Маленький грузовичок, нагруженный клетками, показался на горизонте, вздымая облака пыли и распугивая молодых коз, и птичий переполох пролился, как поток прохладной воды, на тяжелую воскресную дрему Сан-Мигель-дель-Десьерто. За баранкой сидел крепко сбитый фермер-голландец, с кожей, потрескавшейся от непогоды, грубой, как шкура животного, и беличьими усами, которые он унаследовал от одного из своих прадедов. Его сын Улисс, сидевший рядом с ним, был огненнорыжим юношей с глубоким, как море, отрешенным взглядом, точь-в-точь беглый ангел. Внимание голландца привлекла палатка, перед которой ожидали своей очереди солдаты местного гарнизона. Солдаты сидели на земле и пили из одной бутылки, передавая ее из рук в руки, а головы их были прикрыты ветками миндаля, как будто они устроили засаду и ждут боя. Фермер спросил по-голландски:

— Что тут, черт подери, продают?

— Женщину, — ответил ему сын со всей своей непосредственностью. — Ее зовут Эрендира.

— А ты откуда знаешь?

— В пустыне все это знают, — отвечал Улисс. Голландец отправился в городскую больницу. Улисс, сдержавшись в машине, ловко открыл замок портфеля, который отец оставил на сиденье, вытащил пригоршню банкнотов, часть засунул в карман, а остальное положил на место. В тот же вечер, пока отец спал, он вылез через окно гостиницы и встал в очередь перед палаткой Эрендиры.

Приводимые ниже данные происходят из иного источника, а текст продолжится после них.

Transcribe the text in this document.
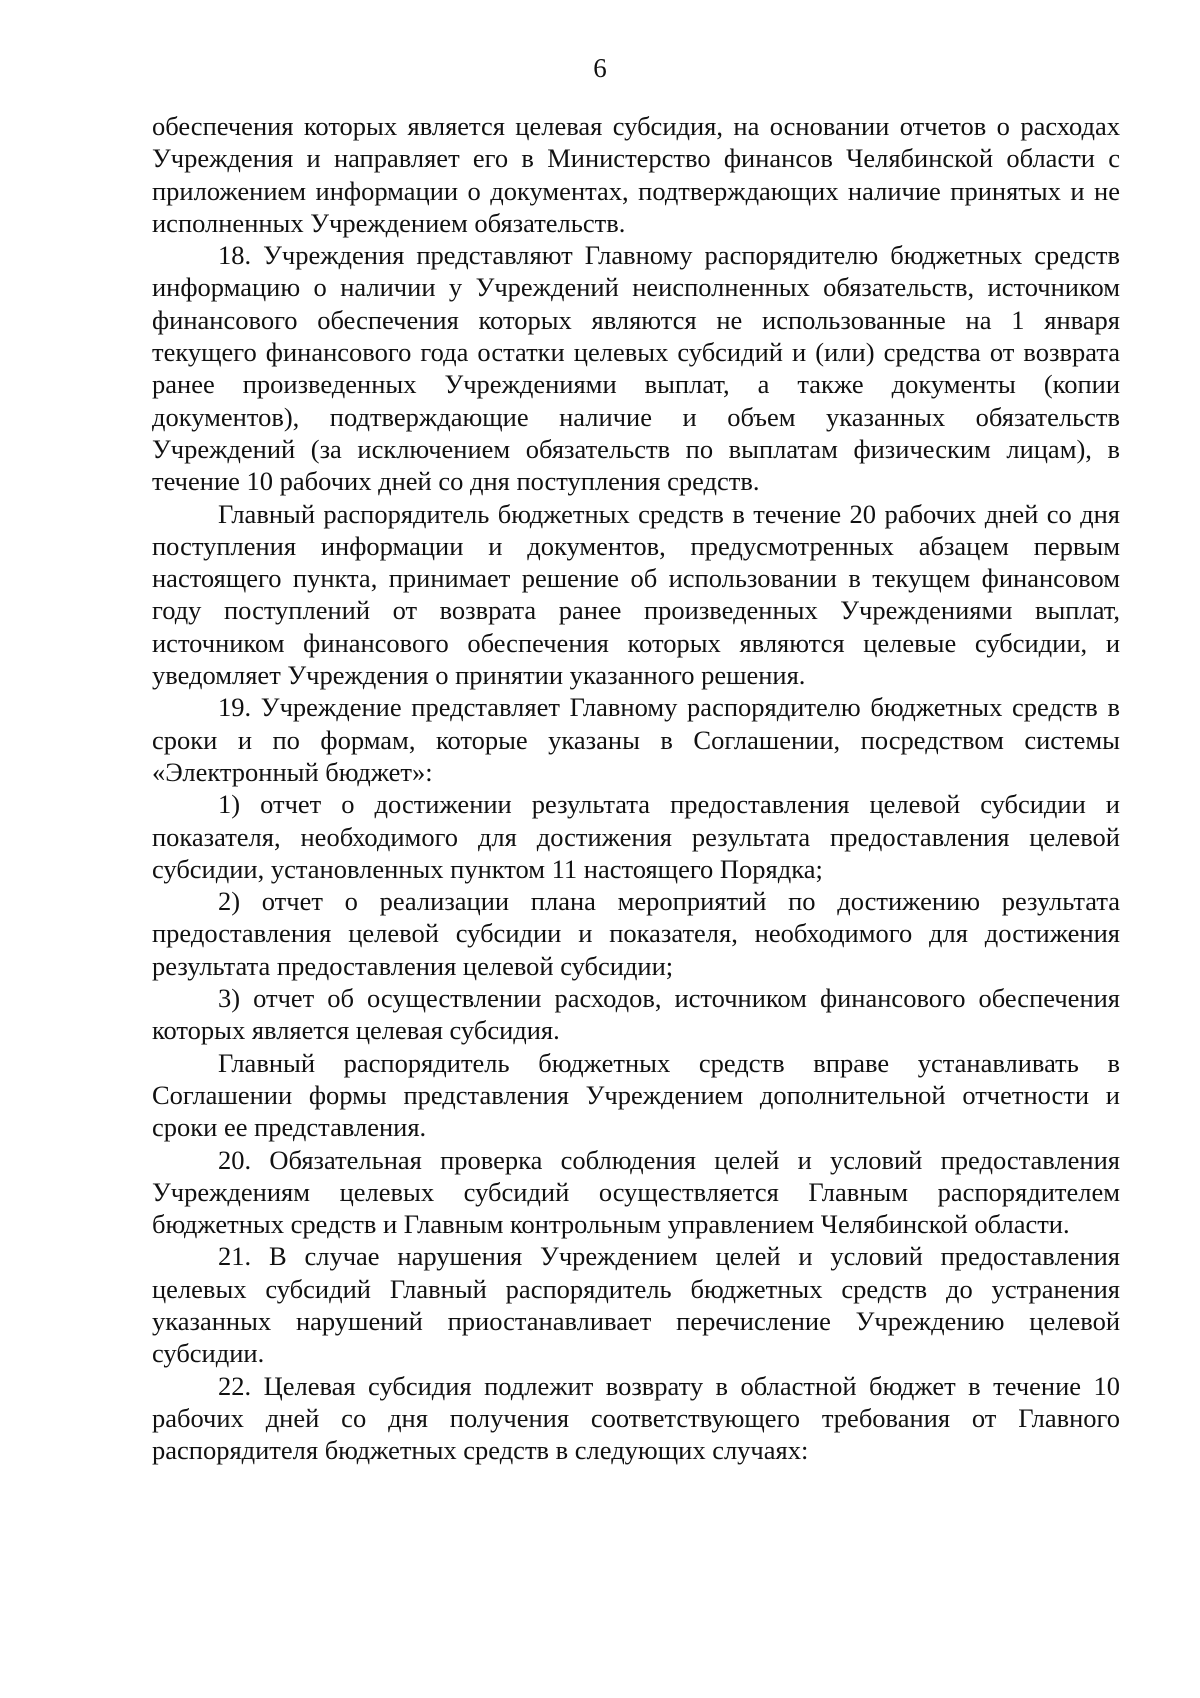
6

обеспечения которых является целевая субсидия, на основании отчетов о расходах Учреждения и направляет его в Министерство финансов Челябинской области с приложением информации о документах, подтверждающих наличие принятых и не исполненных Учреждением обязательств.

18. Учреждения представляют Главному распорядителю бюджетных средств информацию о наличии у Учреждений неисполненных обязательств, источником финансового обеспечения которых являются не использованные на 1 января текущего финансового года остатки целевых субсидий и (или) средства от возврата ранее произведенных Учреждениями выплат, а также документы (копии документов), подтверждающие наличие и объем указанных обязательств Учреждений (за исключением обязательств по выплатам физическим лицам), в течение 10 рабочих дней со дня поступления средств.

Главный распорядитель бюджетных средств в течение 20 рабочих дней со дня поступления информации и документов, предусмотренных абзацем первым настоящего пункта, принимает решение об использовании в текущем финансовом году поступлений от возврата ранее произведенных Учреждениями выплат, источником финансового обеспечения которых являются целевые субсидии, и уведомляет Учреждения о принятии указанного решения.

19. Учреждение представляет Главному распорядителю бюджетных средств в сроки и по формам, которые указаны в Соглашении, посредством системы «Электронный бюджет»:

1) отчет о достижении результата предоставления целевой субсидии и показателя, необходимого для достижения результата предоставления целевой субсидии, установленных пунктом 11 настоящего Порядка;

2) отчет о реализации плана мероприятий по достижению результата предоставления целевой субсидии и показателя, необходимого для достижения результата предоставления целевой субсидии;

3) отчет об осуществлении расходов, источником финансового обеспечения которых является целевая субсидия.

Главный распорядитель бюджетных средств вправе устанавливать в Соглашении формы представления Учреждением дополнительной отчетности и сроки ее представления.

20. Обязательная проверка соблюдения целей и условий предоставления Учреждениям целевых субсидий осуществляется Главным распорядителем бюджетных средств и Главным контрольным управлением Челябинской области.

21. В случае нарушения Учреждением целей и условий предоставления целевых субсидий Главный распорядитель бюджетных средств до устранения указанных нарушений приостанавливает перечисление Учреждению целевой субсидии.

22. Целевая субсидия подлежит возврату в областной бюджет в течение 10 рабочих дней со дня получения соответствующего требования от Главного распорядителя бюджетных средств в следующих случаях:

Веселье было в разгаре. Пьяные новобранцы танцевали поодиночке, чтобы только не пропадала даровая музыка, а фотограф, используя магниевую бумагу, снимал даже в темноте. Пока он следил за делами, бабушка, разложив банкноты на коленях, пересчитывала их, связывала в одинаковые пачки и аккуратно складывала в большую корзину. К тому времени солдат набралось от силы человек двенадцать, но к вечеру очередь пополнилась клиентами из штатских. Улисс был последним в очереди.

Подошел черед солдата, от которого веяло чем-то мрачным. Бабушка не только запретила ему войти, но даже не дотронулась до его денег.

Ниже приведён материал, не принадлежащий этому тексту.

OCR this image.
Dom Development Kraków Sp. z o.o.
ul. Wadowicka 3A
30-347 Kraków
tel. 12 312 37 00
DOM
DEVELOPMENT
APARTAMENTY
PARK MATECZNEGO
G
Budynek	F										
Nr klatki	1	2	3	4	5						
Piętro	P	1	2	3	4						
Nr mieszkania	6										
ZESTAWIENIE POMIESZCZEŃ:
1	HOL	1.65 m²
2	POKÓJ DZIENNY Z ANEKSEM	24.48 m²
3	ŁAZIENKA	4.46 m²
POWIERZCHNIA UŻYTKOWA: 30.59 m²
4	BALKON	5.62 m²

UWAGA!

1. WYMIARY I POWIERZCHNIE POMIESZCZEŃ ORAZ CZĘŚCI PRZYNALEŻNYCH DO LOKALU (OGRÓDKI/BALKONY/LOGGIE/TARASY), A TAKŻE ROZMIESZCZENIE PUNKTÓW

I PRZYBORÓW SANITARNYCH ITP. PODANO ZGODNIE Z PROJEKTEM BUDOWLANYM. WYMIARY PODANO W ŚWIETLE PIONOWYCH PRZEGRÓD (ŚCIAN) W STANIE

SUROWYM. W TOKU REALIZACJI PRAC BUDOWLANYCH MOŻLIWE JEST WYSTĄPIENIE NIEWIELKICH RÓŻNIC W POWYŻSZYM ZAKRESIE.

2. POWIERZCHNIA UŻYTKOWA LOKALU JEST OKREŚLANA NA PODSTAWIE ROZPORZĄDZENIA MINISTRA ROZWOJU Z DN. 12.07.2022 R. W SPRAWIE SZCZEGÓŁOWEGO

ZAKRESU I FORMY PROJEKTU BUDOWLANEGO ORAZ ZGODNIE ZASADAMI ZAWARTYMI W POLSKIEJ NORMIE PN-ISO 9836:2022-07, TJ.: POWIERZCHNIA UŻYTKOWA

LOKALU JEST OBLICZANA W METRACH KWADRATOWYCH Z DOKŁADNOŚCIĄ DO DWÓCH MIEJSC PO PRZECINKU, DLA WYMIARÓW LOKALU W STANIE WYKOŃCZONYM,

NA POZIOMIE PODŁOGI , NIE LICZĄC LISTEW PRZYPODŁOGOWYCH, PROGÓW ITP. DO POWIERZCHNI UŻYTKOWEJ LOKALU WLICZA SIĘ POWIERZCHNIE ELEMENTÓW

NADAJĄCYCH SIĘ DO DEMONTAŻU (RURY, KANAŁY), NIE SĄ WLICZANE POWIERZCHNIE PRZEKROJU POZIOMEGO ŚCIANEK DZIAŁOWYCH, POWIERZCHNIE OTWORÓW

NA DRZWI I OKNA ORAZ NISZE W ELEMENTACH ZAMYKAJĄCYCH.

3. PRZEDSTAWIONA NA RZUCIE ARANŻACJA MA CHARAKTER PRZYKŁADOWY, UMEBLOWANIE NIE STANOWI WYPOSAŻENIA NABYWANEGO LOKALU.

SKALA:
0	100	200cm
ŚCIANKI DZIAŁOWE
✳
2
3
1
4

— Нет, сынок, — сказала она. — Я тебя ни за какое золото не пущу. Порчун ты.

Солдат был не из местных и поэтому удивился:

— Что это такое?

— А то, что у тебя дурной глаз, — сказала бабушка. — И на лбу у тебя это написано.

Она отстранила его, не касаясь, и пропустила следующего.

— Заходи, змей-горыныч, — сказала она добродушно. — И не задерживайся — родина тебя ждет.

Солдат вошел, но тут же вернулся: Эрендира хотела поговорить с бабушкой. Бабушка повесила на руку корзину с деньгами и вошла в палатку, внутри которой было тесновато, но чисто и прибрано. В глубине, на походной кровати, жалкая и перемазанная солдатским потом, лежала Эрендира, которую била неудержимая дрожь.

— Бабушка, — прорыдала она, — я умираю. Бабушка потрогала ей лоб и, убедившись, что температуры нет, попыталась утешить.

— И осталось-то всего десять солдатиков, — сказала она.

Эрендира расплакалась, взвизгивая, как застигнутый врасплох зверек. Тут бабушка поняла, что Эрендира переживала самое ужас, и, ласково гладя ее по голове, помогла успокоиться.

— Просто ты слабенькая, — сказала она. — Ну-ну, поплакала, и будет, прими шалфейную ванну, кровь и успокоится.

Как только Эрендире стало полегче, бабушка вышла из палатки и вернула деньги ожидавшему у входа солдату. "На сегодня все, — сказала она. — Приходи завтра и будешь первым". Затем она крикнула, обращаясь к очереди:

— Все, мальчики. Завтра утром в девять. Солдаты и штатские с криками протеста окружили бабушку. Она противостояла им, беззлобно, но с серьезным видом потрясая наводящим смятение посохом.

— Олухи! Сосунки! — кричала она. — Вы что думали, эта крошка железная? Хотела бы я посмотреть на вас на ее месте. Распутники. Дерьмо безродное.

Мужчины отвечали ей и похлеще, но в конце концов мятеж был подавлен, и бабушка стояла с посохом на страже до тех пор, пока не унесли столы с фритангой и не разобрали лотерейные киоски. Она уже собиралась вернуться в палатку, как вдруг увидела Улисса, одиноко и отважно стоявшего в темноте на опустевшем месте, где раньше тянулась очередь. Его окружало божественное сияние, а лицо выступало из полутьмы, сияя ослепительной красотой.

— Послушай, — сказала ему бабушка, — где ты оставил свои крылья?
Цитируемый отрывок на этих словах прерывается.